De inhoud van ons personificeren

((Dit moet onderverdeeld worden in levend, persoonlijk, bewust.))

Het hebben van een „gezicht” lijdt tot personificatie; grote ronde ogen, een bol voorhoofd, een korte neus tot bestempeling als zuigeling. ((Toevoegen: plaatjes van honden, enz., die dit wel en niet oproepen.))

Wij kunnen onderscheid maken tussen echte en namaakmensen (poppen, robots, ‥). Beide vinden wij aantrekkelijk, maar echte meer dan namaak. We weten ook dat we een pop wel, maar een mens niet mogen mutileren, en zo voort. Er is echter een overgangsgebied: robots die zó mensachtig zijn dat we psychologisch gefopt worden, en ze als mens en niet als robot beleven, hoewel we weten dat het robots zijn. Dergelijke objecten boezemen ons emotionele afschuw in, omdat ze ons direct confronteren met de feilbaarheid van onze psychologische personificatie. (Het omgekeerde — mensen die niet tot personificatie leiden, zoals Kafka's pissenbed of een mens van enkele dagen na de conceptie — brengen ons tot verstandelijke onzekerheid.) Overigens heeft ook de Java-­aap dit: filmpjes over duidelijke namaakapen worden gretig bekeken, filmpjes over echte Java-apen nog gretiger, maar bij filmpjes over zeer getrouw nagebootste namaakapen kijken Java-apen weg. ((Doen: deep fake.))

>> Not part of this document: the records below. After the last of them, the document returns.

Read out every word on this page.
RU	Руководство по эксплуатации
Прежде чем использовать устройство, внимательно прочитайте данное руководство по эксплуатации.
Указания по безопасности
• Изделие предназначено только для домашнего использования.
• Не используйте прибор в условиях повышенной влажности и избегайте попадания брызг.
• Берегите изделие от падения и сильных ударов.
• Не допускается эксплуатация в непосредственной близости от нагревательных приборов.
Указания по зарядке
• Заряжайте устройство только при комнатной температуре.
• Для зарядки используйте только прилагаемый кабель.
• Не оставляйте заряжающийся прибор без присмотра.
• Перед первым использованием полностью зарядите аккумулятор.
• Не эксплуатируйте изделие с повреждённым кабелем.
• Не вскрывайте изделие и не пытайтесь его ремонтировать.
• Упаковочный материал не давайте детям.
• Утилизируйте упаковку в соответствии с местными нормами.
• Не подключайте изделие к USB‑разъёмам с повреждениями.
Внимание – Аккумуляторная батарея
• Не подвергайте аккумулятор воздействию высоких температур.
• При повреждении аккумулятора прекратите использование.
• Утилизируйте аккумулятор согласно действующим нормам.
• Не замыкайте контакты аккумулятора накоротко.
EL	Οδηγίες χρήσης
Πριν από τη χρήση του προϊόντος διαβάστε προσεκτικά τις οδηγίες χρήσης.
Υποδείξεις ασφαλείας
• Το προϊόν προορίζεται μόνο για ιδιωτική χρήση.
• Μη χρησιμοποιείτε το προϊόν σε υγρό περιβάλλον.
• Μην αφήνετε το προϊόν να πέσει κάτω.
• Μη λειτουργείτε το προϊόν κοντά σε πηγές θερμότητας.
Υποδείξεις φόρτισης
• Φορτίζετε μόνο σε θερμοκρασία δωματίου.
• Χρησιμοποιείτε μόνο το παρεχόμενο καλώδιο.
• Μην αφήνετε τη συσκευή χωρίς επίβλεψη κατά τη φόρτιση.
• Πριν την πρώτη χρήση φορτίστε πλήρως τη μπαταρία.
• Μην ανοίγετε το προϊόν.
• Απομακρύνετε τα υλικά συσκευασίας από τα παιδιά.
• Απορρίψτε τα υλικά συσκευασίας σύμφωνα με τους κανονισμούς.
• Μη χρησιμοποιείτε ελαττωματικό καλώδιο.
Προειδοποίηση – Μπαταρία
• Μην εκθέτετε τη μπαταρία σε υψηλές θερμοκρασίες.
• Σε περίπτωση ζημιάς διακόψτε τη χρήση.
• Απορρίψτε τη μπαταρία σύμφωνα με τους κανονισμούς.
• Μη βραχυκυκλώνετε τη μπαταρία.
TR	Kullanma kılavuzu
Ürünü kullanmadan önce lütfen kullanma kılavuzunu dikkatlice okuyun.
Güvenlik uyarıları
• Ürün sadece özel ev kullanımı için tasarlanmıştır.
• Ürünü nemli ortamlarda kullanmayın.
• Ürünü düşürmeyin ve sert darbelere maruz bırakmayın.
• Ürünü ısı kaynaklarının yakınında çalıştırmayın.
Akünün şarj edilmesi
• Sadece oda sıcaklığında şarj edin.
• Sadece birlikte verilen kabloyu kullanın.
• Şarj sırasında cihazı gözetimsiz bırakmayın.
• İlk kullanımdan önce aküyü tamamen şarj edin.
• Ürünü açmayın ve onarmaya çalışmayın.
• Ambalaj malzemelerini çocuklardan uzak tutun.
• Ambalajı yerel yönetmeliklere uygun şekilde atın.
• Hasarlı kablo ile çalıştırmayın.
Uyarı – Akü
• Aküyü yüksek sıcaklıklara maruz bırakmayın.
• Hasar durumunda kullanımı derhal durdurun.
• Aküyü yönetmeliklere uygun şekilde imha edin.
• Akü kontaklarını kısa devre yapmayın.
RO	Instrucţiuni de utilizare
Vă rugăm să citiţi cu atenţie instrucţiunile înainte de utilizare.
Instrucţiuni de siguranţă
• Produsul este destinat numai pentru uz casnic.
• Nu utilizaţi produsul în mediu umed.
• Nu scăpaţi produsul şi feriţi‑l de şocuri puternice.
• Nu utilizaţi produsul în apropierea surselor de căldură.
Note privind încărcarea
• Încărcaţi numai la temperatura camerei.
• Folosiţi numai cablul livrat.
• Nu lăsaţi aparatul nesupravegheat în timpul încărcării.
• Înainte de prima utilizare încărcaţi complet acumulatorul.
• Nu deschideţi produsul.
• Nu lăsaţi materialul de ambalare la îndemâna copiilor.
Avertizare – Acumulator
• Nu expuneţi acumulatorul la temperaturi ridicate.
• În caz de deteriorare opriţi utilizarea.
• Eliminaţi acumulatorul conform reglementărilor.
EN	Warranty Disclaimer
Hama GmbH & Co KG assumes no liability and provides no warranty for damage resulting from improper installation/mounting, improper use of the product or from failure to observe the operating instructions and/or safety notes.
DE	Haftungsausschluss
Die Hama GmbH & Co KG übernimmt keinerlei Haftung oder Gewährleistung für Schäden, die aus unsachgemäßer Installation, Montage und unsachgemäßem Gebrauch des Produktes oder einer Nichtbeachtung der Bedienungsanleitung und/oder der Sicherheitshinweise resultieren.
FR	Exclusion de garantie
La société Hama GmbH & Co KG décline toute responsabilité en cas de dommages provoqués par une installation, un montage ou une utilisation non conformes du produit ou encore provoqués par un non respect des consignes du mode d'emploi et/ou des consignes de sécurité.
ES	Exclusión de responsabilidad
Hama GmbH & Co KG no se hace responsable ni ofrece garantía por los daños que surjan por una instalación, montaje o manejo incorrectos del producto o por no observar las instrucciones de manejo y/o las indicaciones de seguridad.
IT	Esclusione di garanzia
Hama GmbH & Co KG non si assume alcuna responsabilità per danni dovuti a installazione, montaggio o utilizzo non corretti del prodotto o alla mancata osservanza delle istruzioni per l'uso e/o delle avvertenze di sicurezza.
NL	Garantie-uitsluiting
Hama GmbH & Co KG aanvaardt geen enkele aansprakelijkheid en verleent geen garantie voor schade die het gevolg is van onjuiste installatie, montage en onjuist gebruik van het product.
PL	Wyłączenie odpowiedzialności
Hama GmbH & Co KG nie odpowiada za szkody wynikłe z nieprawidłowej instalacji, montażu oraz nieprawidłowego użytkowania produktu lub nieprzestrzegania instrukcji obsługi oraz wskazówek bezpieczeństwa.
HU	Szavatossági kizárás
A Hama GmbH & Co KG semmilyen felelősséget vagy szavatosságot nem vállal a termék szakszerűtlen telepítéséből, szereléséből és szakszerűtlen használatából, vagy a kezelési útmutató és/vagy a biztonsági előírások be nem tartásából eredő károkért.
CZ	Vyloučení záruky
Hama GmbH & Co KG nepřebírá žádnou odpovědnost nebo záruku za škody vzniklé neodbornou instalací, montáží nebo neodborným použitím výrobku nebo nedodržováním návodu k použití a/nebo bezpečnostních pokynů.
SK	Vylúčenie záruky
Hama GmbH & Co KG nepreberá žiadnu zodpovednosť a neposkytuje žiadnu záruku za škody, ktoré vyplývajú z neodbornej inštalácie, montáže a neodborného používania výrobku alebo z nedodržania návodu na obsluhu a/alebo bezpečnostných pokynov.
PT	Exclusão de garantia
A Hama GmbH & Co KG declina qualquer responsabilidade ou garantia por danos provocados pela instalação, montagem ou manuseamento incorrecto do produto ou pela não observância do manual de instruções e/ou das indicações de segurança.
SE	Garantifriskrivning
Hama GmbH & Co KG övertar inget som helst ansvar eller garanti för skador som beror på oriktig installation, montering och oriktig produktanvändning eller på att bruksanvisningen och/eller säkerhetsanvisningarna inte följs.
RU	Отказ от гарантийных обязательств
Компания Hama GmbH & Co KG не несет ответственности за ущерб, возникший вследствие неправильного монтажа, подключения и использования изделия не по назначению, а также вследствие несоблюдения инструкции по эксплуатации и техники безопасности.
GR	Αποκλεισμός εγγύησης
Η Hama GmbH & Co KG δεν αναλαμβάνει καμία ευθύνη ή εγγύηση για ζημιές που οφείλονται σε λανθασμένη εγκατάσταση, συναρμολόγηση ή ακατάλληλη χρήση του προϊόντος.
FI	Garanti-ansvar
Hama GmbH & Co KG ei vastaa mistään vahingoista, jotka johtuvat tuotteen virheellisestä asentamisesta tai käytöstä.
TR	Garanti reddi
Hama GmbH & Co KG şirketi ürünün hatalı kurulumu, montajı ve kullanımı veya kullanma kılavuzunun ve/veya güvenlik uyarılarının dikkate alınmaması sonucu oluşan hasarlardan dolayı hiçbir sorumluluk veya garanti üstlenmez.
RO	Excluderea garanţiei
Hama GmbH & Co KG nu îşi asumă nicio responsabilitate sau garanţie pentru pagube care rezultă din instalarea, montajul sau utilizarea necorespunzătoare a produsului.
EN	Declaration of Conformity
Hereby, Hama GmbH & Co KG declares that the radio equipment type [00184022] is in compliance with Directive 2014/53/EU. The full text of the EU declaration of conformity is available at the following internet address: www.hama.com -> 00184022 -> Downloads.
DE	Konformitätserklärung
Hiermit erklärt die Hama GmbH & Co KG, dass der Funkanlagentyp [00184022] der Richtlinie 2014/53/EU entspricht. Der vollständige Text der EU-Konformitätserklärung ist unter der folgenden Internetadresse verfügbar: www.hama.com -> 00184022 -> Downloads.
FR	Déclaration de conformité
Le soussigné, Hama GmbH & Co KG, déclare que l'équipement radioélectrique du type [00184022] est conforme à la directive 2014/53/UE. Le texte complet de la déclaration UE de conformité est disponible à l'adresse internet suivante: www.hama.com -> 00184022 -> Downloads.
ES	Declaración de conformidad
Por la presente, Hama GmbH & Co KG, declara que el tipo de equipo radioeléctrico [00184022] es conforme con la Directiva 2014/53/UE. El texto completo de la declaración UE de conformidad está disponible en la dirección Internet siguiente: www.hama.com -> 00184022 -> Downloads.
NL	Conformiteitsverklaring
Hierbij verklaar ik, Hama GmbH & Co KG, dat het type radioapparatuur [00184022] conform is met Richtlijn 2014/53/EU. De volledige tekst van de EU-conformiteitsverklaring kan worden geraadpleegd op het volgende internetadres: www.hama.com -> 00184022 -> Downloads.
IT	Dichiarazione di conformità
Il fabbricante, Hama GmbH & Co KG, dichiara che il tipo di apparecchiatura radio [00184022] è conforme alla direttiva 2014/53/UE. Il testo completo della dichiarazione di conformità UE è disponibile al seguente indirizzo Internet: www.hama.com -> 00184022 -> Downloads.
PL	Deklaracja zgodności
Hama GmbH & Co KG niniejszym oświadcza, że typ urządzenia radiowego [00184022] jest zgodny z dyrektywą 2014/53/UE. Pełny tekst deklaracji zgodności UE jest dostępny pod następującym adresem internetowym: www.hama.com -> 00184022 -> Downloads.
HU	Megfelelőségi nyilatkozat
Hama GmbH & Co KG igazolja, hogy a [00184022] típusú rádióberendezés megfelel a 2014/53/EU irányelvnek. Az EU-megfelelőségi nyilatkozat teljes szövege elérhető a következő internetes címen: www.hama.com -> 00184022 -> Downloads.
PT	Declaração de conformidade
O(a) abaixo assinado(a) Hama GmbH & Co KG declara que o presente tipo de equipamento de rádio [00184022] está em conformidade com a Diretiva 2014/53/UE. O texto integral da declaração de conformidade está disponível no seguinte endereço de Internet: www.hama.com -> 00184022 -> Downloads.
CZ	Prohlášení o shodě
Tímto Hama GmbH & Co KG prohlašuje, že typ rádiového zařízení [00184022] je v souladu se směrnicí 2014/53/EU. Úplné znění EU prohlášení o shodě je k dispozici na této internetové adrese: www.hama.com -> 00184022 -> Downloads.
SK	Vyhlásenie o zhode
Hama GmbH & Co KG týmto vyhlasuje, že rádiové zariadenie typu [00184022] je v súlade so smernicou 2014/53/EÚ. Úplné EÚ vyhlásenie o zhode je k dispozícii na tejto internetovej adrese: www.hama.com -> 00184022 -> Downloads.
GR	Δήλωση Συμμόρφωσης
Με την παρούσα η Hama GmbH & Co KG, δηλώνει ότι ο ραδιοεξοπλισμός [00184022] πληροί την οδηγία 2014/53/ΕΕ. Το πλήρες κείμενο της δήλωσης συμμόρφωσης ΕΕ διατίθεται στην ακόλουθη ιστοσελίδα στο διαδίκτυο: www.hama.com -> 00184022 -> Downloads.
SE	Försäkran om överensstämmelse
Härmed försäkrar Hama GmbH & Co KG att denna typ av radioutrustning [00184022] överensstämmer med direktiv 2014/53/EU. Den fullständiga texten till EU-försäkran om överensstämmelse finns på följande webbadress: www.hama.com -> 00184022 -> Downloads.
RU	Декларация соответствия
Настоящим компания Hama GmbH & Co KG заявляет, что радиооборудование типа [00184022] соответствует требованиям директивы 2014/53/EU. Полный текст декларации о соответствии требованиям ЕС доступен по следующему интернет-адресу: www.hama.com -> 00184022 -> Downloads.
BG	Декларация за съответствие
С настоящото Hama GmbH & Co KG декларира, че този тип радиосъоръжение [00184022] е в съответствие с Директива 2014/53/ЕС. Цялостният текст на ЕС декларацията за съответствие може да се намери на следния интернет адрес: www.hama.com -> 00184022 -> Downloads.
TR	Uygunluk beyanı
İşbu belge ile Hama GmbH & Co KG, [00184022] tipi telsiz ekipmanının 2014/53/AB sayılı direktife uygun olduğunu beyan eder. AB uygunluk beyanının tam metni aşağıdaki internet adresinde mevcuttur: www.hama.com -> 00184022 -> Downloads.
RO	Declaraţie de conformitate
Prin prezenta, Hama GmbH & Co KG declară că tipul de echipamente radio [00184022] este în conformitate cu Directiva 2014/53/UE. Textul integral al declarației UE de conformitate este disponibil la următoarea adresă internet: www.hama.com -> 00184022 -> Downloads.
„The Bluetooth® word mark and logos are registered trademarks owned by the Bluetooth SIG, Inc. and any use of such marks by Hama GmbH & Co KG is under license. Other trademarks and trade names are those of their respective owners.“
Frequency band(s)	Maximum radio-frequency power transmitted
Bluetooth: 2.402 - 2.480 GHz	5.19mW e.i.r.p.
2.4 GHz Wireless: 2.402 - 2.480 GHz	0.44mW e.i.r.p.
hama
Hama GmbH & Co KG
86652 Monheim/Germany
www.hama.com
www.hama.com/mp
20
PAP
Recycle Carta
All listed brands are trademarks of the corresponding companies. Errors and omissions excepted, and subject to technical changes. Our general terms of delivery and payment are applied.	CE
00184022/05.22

Hierop gebaseerd is het begrip unheimische vallei (Engels uncanny valley). Als we aantrekkelijkheid uitzetten tegen mensachtigheid, zien we over het algemeen een stijgende lijn: hoe meer een zaak op een mens lijkt, des te aantrekkelijker vinden we het — en mensen vinden we het aantrekkelijkst van allemaal. Helemaal aan het eind van de reeks met mensachtige dingen bevinden zich echter de zeer mensachtige robots, en die worden juist verafschuwd. In wezen gaat het hier niet om een vallei, want mensen horen niet thuis in de rij van steeds mensachtiger robots — die rij is continu: we kunnen altijd een tussenvorm vinden tussen twee van die robots, maar wat zou een tussenvorm zijn tussen een volkomen mensnabootsende robot en een echte mens? Dat dal in de grafiek, die unheimische vallei, ontstaat door de mens kunstmatig aan het eind toe te voegen.

Tegenwerping (Personificatie):
Als kind ervaren we alles als bezield; pas later leren we dat dat niet juist is. Het geloof in goden is een relict van dat albezield-denken.
Antwoord:
Dat is inderdaad een waarschijnlijke verklaring voor het bestaan van animisme, en misschien ook van bepaalde vormen van pantheïsme. Ook het psychologische mechanisme dat God herkent is immers feilbaar. Het verklaart geen transcendente God, die immers juist goed samengaat met een goeddeels onbezielde wereld.